Find your SPF record
Unless your email setup is more complex, your SPF record will be the easiest to find. Most email service providers have help pages that provide the record for you, so search for your ESP’s advice on SPF.
If you’re only using Google Workspace, you can safely use the following record:
v=spf1 include:_spf.google.com ~all
Find your DKIM record
Implementing DKIM requires you to generate a public and private DKIM key. You can generate these keys within your Admin panel at your ESP.
With Google Workspace, I log in to my Admin panel and search for “DKIM.”
Then, I navigate to DKIM authentication and generate my DKIM public key there.
The generated DKIM key you see in the panel is the public key you’ll upload to your DNS records at a later step.
Google Workspace will securely store the private DKIM key; you don’t need to worry about it.
Create your DMARC record
Creating your DMARC record requires more consideration because you have to choose from three DMARC policy types. These policies advise the receiving server about what to do with emails that fail the SPF and DKIM checks.
If you’re just setting up your SPF, DKIM, and DMARC and don’t have experience working with these protocols, you can start with a “p=none” policy. Although this policy offers less protection to your domain reputation, you won’t risk having your email bounce, and you’ll still receive DMARC reports which are essential when troubleshooting deliverability.
However, after you ensure all three email authentication protocols are set up correctly, you should change your policy to “p=quarantine” or “p=reject.”
An example of a DMARC record with a “none” policy is:
This record leaves the decision about what to do with emails that don’t pass the SPF and DKIM checks to the receiving server. Aggregate reports about DMARC checks will be sent to firstname.lastname@example.org.
2. Access your DNS and upload SPF, DKIM, and DMARC records
Your domain registrar manages your domain’s DNS records. You’ll need to log into your domain registrar account to add the necessary SPF, DKIM, and DMARC records to your DNS database.
If you don’t know your domain registrar
If the domain was bought by someone else in your organization or you’ve forgotten which company you used to buy it, you’ll need to try and find that information. If nobody in your organization knows, try looking through your billing history. You can also use ICANN Lookup to try and locate your domain registrar:
- Enter your domain name in the search box.
- Navigate to the “Registrar Information” section (in the case of this particular domain, the registrar is Google Domains.)
For some registrars, you’ll find an ID number without the name.
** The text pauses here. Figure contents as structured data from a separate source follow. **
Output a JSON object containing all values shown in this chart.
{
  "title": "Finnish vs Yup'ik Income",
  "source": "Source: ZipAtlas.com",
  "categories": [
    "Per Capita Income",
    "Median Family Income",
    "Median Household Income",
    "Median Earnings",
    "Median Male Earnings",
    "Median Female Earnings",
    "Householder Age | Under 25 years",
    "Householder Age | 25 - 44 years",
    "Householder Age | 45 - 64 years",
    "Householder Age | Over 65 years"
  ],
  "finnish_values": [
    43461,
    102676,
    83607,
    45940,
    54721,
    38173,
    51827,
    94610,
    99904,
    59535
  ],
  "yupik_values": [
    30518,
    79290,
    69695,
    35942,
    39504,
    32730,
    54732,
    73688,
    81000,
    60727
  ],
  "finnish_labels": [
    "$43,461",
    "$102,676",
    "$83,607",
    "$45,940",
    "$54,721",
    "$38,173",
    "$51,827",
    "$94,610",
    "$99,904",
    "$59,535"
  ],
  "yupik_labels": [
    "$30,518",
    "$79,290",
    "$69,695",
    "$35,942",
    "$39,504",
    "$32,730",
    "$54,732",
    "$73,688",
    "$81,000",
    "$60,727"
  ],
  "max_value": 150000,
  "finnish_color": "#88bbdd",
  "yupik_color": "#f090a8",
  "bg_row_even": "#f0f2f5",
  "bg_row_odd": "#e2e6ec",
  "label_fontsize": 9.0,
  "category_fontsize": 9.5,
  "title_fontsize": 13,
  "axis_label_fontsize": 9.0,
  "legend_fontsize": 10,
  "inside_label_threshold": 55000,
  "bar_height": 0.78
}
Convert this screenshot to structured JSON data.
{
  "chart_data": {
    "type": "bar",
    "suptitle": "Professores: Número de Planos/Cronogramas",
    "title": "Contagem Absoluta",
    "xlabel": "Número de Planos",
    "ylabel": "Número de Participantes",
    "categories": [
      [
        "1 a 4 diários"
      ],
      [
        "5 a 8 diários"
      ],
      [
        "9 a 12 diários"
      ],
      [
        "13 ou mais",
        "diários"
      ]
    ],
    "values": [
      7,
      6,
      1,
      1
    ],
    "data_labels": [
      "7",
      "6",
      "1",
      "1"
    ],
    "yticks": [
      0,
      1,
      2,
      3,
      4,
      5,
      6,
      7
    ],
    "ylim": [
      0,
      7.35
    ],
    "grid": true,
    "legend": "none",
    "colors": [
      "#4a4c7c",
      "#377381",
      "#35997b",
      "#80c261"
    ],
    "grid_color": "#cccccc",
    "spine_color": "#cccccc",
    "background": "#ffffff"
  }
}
You can then find your registrar by looking up the ID on IANA.org.
Add the DNS records for SPF, DKIM, and DMARC
Once you log in to your registrar, look for the option to add DNS records.
For example, with Namecheap, you need to navigate to Advanced DNS.
All three records must be added as TXT records, but at different hosts.
First, I add my SPF record with the “@” host.
Remember that SPF policies only apply to the domain on which the SPF record is hosted. So an “@” SPF record for helloworld.com won’t apply to mail.helloworld.com!
Then, I add my DKIM record. I use the hostname and the value provided by my email service provider. As a reminder, you must generate your record value within your account – DKIM keys aren’t shared.
Finally, I upload my DMARC record with the hostname of _dmarc. My policy is “p=quarantine,” but remember you can start with “p=none”, too – this policy won’t make your emails go to spam in the case you misconfigured your SPF and DKIM.
That’s it! All three policies are implemented.
Like with all DNS records, you’ll have to wait for anywhere between a couple of hours to a couple of days before they fully propagate across all DNS servers.